The cast and director give it everything they have, but it's ultimately a play of 2 halves: all action in the first half and all stillness in the second. Whilst enjoyable, the audience gets very restive as it progresses; Bailey / Dudley's extravagant vision does enliven things, but also means that much of the first act poetry is lost in the visual clutter. But then again Timon needs something to enliven it... - DGR
27 Aug 08
Timon of Athens was probably an incomplete collaboration with Thomas Middleton and it is not difficult to see why it is one of Shakespeare's least performed plays. The first half is entertaing enough as Timon squanders his fortune and exiles himself when his "friends" desert him. The second half doesn't really go anywhere, just Timon starving to death and allowing a fellow exile to carry out a less than satisfactory revenge against the Athenians. Lucy Bailey and William Dudley try hard with some Cirque du Soleil style crows swinging from the net strung from the roof and a revolting scene which threatens to out-gross Titus Andronicus from 2006. Simon Paisley Day is excellent as Timon but even he cannot make us care about such an empty character. I suspect that if the play was not attributed, at least in part, to Shakespeare it would have disappeared into obscurity. - David Baxter
05 Aug 08
Lucy Bailey has largely managed to do for this play what she did for Titus Andronicus; take one of the lesser works of the canon and turn it into something solid, even if this one isn't as spectacular as her Titus.

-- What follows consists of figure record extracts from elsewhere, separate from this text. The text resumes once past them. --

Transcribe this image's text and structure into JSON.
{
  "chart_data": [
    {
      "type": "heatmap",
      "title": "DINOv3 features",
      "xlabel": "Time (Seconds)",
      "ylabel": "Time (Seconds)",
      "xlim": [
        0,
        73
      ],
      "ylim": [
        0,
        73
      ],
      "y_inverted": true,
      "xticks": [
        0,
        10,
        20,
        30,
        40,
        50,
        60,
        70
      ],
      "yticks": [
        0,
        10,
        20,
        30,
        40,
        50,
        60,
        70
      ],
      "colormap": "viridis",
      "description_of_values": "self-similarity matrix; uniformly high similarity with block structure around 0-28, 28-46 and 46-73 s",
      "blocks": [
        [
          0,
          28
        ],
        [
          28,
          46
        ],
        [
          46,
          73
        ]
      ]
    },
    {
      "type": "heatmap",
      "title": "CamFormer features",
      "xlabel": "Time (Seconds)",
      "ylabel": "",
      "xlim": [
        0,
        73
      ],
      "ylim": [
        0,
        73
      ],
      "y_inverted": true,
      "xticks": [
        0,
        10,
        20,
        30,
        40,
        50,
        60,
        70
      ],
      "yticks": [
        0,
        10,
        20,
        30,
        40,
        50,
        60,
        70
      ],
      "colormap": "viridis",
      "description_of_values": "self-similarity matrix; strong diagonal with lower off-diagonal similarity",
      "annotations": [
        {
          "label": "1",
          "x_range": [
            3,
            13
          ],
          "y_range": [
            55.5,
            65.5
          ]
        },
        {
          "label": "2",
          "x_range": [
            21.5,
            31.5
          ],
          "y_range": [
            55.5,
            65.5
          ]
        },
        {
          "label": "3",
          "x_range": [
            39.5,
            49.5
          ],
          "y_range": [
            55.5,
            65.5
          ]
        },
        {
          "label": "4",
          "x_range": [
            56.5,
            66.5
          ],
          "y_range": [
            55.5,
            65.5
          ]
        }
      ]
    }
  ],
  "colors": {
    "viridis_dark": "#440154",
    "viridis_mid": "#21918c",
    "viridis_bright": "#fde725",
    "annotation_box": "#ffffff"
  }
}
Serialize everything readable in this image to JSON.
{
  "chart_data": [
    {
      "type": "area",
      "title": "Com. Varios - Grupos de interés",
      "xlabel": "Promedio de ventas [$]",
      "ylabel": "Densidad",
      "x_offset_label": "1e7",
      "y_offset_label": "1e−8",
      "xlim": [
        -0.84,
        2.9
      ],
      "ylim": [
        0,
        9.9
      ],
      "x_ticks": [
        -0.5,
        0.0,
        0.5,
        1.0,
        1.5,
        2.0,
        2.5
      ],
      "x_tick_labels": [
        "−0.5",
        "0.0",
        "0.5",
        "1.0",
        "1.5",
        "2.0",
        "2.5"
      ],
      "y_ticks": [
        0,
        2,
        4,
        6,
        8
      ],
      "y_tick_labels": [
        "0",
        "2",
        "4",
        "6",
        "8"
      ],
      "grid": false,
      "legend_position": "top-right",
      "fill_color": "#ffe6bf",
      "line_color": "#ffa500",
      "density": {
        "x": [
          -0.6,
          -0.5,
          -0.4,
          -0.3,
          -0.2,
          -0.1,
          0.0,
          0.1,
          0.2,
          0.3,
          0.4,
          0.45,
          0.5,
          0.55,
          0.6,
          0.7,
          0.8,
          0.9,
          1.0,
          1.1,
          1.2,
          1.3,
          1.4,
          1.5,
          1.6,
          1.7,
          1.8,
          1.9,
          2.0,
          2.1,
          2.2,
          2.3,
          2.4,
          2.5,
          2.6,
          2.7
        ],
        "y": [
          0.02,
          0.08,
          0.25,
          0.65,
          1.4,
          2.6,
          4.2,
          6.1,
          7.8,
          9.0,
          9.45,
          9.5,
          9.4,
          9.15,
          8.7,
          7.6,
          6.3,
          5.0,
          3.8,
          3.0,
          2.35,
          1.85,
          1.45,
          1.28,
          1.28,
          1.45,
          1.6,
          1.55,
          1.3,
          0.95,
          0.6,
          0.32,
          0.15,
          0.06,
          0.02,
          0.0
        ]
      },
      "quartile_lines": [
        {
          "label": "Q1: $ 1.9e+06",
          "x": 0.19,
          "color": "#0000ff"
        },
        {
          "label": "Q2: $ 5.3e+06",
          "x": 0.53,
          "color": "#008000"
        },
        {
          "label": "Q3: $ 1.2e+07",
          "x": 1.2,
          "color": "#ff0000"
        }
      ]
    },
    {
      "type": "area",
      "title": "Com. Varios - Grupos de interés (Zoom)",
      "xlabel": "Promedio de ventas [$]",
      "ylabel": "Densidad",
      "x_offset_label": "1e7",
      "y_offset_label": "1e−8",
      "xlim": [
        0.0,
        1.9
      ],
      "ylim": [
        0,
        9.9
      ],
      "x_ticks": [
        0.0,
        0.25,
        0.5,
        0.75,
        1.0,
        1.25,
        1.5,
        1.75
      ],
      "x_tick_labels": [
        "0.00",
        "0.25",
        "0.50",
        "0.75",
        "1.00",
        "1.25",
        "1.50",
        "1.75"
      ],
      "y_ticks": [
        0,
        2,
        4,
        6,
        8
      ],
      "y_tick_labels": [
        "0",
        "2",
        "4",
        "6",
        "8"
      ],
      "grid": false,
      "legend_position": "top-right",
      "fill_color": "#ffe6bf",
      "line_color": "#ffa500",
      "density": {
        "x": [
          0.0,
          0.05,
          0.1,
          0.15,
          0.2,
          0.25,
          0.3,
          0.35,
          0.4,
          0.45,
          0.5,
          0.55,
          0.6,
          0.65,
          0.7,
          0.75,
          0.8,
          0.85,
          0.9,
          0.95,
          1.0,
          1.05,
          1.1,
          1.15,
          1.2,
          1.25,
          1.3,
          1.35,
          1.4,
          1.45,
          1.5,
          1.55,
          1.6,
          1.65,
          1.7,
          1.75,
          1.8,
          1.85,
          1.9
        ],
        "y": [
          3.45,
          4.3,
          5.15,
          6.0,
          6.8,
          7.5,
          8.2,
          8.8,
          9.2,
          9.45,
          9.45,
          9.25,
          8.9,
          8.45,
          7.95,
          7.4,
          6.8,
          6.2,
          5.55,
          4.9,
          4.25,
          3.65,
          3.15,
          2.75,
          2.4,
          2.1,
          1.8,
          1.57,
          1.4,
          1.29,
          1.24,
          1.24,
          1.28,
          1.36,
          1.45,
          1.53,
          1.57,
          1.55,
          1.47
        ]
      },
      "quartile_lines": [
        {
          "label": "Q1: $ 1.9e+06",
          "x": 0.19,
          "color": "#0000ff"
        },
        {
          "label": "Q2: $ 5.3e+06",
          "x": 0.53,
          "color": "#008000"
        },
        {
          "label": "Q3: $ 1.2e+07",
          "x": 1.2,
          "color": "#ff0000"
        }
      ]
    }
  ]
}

Personally, I would have thought that the Globe would be the last place where you'd be subjected to the fad of the moment, the excessive use of ropework, but apparently not. Some can be an interesting addition, but it's way overdone here, with a huge netting covering the entire space of the Globe's interior, with people crawling around on it and at times swinging up and down from it on bungy chords. Honestly, I'm not joking. It's at times extremely annoying, and it's often distracting, not to mention interfering with the communication of the text itself.
Which is a shame, for this production has some excellent aspects to it, with the first half being very good, particularly the sumptuous feast at Timons house, with one of the most enthusiastically performed food fights I've seen. Other bits are less to my taste, such as the insertion of a bit of physical comedy, in the form of fake faeces, into the bitter sequence where Timon's old hangers on come to search him out in the wilderness, once they've heard that he now has gold again. About 3.5 stars I'd say at the moment, but as it's still in previews it might improve on that.